In a statement last week, Kia said, “Bringing back the paid overtime system has been agreed upon under the condition that workers enhance their productivity.” In other words, should the company be unable to extract enough profit, it will once more ditch the system.

The fact that workers rely on overtime to make ends meet is itself an indictment of the KMWU. The union is the largest in the umbrella organization, the Korean Confederation of Trade Unions (KCTU), which often postures as militant. Since the 1990s when the KCTU gained legality, the South Korean ruling class has relied on these unions to prevent an explosion of working-class militancy and to impose the demands of big business, particularly during economic crises such as the 1997–1998 Asian financial crisis, the 2008–09 global financial crisis, and now during the COVID-19 pandemic.

To accomplish this, the KMWU has for years driven wedges between workers at different companies as well as between regular and irregular workers at the same companies. Workers at Hyundai, Kia, GM Korea, Ssangyong, and Renault Samsung, as well as at all their various parts affiliates, have been consciously isolated from one another by the union. Even when workers do strike, the unions limit the action to partial walkouts and at separate times so as to limit the impact on the companies and block workers’ unity.

The COVID-19 pandemic is being used to continue and deepen the ongoing assault on autoworkers and the working class as a whole. The auto industry around the world has attempted to force workers to shoulder the costs of economic uncertainty by accepting job and wage cuts, speedups, and, now, unsafe factories where the virus has rampaged through, in order to boost the profits and stock prices of the companies.

While South Korean auto companies cite poor sales as the pretext for these attacks, their stocks are doing better than ever amid a record surge this month in South Korea’s KOSPI Index.

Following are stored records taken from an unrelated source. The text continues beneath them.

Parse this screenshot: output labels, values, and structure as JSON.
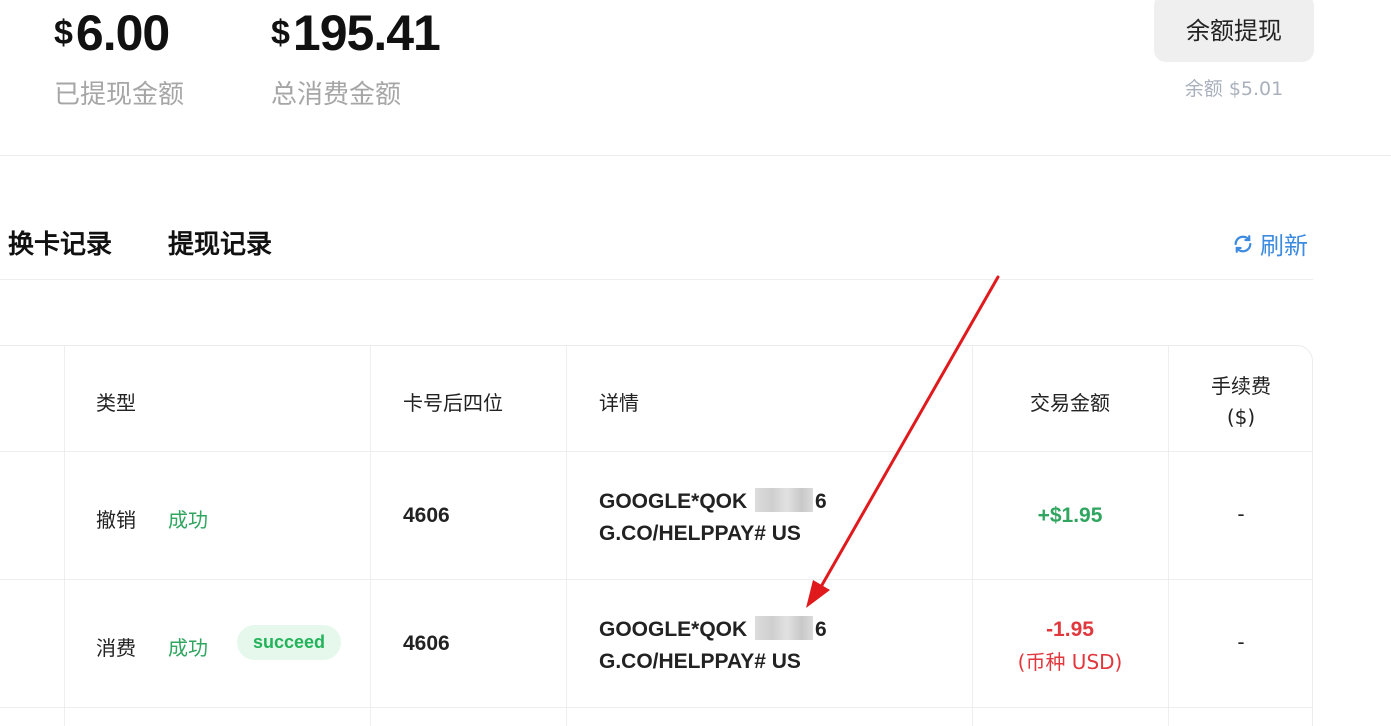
{
  "stats": {
    "withdrawn": {
      "currency": "$",
      "value": "6.00",
      "label": "已提现金额"
    },
    "total_spent": {
      "currency": "$",
      "value": "195.41",
      "label": "总消费金额"
    }
  },
  "withdraw_button": {
    "label": "余额提现",
    "balance_note": "余额 $5.01"
  },
  "tabs": [
    {
      "label": "换卡记录"
    },
    {
      "label": "提现记录"
    }
  ],
  "refresh": {
    "label": "刷新",
    "icon": "refresh-icon"
  },
  "table": {
    "headers": {
      "type": "类型",
      "card_last4": "卡号后四位",
      "details": "详情",
      "amount": "交易金额",
      "fee_line1": "手续费",
      "fee_line2": "($)"
    },
    "rows": [
      {
        "type": "撤销",
        "status": "成功",
        "badge": "",
        "card_last4": "4606",
        "detail_prefix": "GOOGLE*QOK",
        "detail_suffix": "6",
        "detail_line2": "G.CO/HELPPAY# US",
        "amount": "+$1.95",
        "amount_note": "",
        "fee": "-"
      },
      {
        "type": "消费",
        "status": "成功",
        "badge": "succeed",
        "card_last4": "4606",
        "detail_prefix": "GOOGLE*QOK",
        "detail_suffix": "6",
        "detail_line2": "G.CO/HELPPAY# US",
        "amount": "-1.95",
        "amount_note": "(币种 USD)",
        "fee": "-"
      }
    ]
  },
  "colors": {
    "accent_blue": "#3d8be0",
    "success_green": "#2fa55f",
    "negative_red": "#e0383d",
    "annotation_arrow": "#e0191c"
  }
}
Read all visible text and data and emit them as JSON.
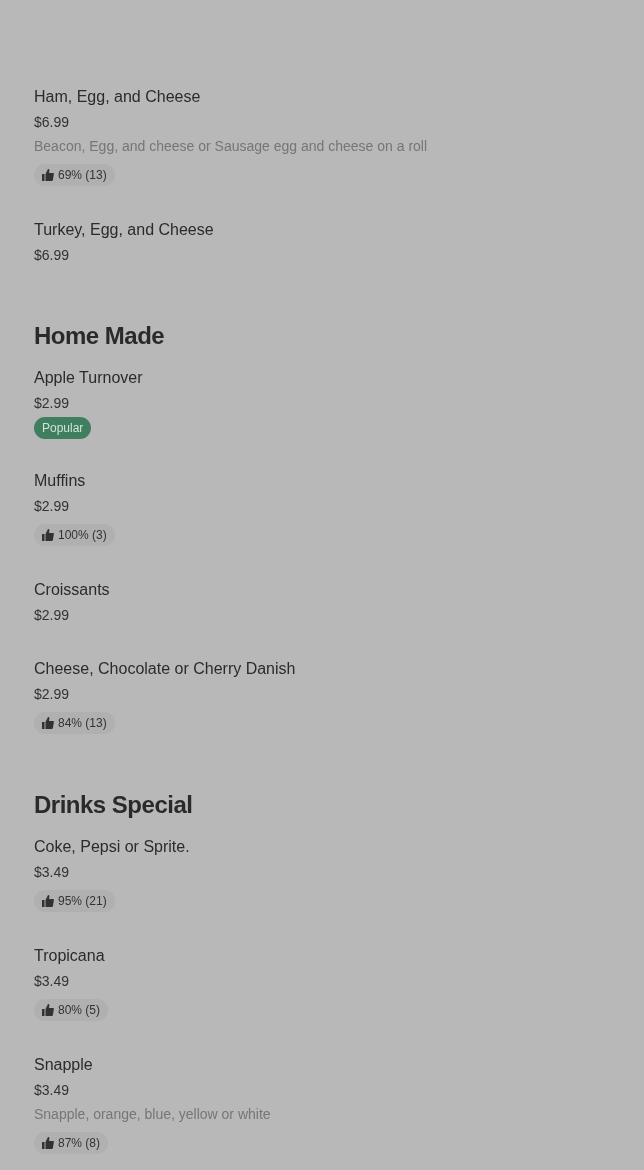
{
  "sections": [
    {
      "items": [
        {
          "name": "Ham, Egg, and Cheese",
          "price": "$6.99",
          "description": "Beacon, Egg, and cheese or Sausage egg and cheese on a roll",
          "badge": {
            "kind": "rating",
            "text": "69% (13)"
          }
        },
        {
          "name": "Turkey, Egg, and Cheese",
          "price": "$6.99"
        }
      ]
    },
    {
      "heading": "Home Made",
      "items": [
        {
          "name": "Apple Turnover",
          "price": "$2.99",
          "badge": {
            "kind": "popular",
            "text": "Popular"
          }
        },
        {
          "name": "Muffins",
          "price": "$2.99",
          "badge": {
            "kind": "rating",
            "text": "100% (3)"
          }
        },
        {
          "name": "Croissants",
          "price": "$2.99"
        },
        {
          "name": "Cheese, Chocolate or Cherry Danish",
          "price": "$2.99",
          "badge": {
            "kind": "rating",
            "text": "84% (13)"
          }
        }
      ]
    },
    {
      "heading": "Drinks Special",
      "items": [
        {
          "name": "Coke, Pepsi or Sprite.",
          "price": "$3.49",
          "badge": {
            "kind": "rating",
            "text": "95% (21)"
          }
        },
        {
          "name": "Tropicana",
          "price": "$3.49",
          "badge": {
            "kind": "rating",
            "text": "80% (5)"
          }
        },
        {
          "name": "Snapple",
          "price": "$3.49",
          "description": "Snapple, orange, blue, yellow or white",
          "badge": {
            "kind": "rating",
            "text": "87% (8)"
          }
        }
      ]
    }
  ]
}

In September, the Joong Ang Daily called Hyundai Motors the “new darling of the stock market” after its share price reached 185,000 won ($169) per share, a 56 percent increase since January. Prices reached their highest in more than five years on December 4 when the company’s share price closed at 199,000 ($182) won.

Kia Motors has done just as well, with its stock price closing at 66,600 won ($61) that same day, also a company high not seen in more than five years. So while business is booming for company executives on the stock market, the working class is being forced to accept more and more cuts in order to further drive up these share prices.

On December 21, Ssangyong Motors, the fourth largest automaker in South Korea, declared bankruptcy in order to carry out an even bigger restructuring. Despite workers agreeing to wage freezes in April, their jobs are now on the line, with a reported 20 percent of the company’s 3,200-member labor force facing elimination. Undoubtedly, seeing the spinelessness of the KMWU, the company saw this as the perfect opportunity to announce its bankruptcy plans.

Wage freezes at Ssangyong Motors have become the norm for the company. Since the current majority owner, India-based carmaker Mahindra & Mahindra Ltd. purchased the company in 2011, accounting for 74.65 percent of shares, the KMWU has forced through deals without any strikes. This includes multiple wage freezes, also part of the deal reached this year in April. Last December, Ssangyong, in agreement with the union, began slashing workers’ wages and benefits, including forcing workers to return performance-based bonuses.

Ssangyong Motors was the scene of a 77-day long plant occupation in 2009 by approximately 500 workers that was sold out by the unions. The KMWU and KCTU made clear to the then-government of Lee Myung-bak that no action would be taken in response to a brutal police raid on the plant.

As in 2009, neither the KMWU nor the KCTU will take any actions to protect workers in any industry as their livelihoods increasingly come under attack. Only a united effort of the working class internationally and fighting for socialism can end this exploitation and guarantee workers their basic right to safe, secure and well-paying jobs.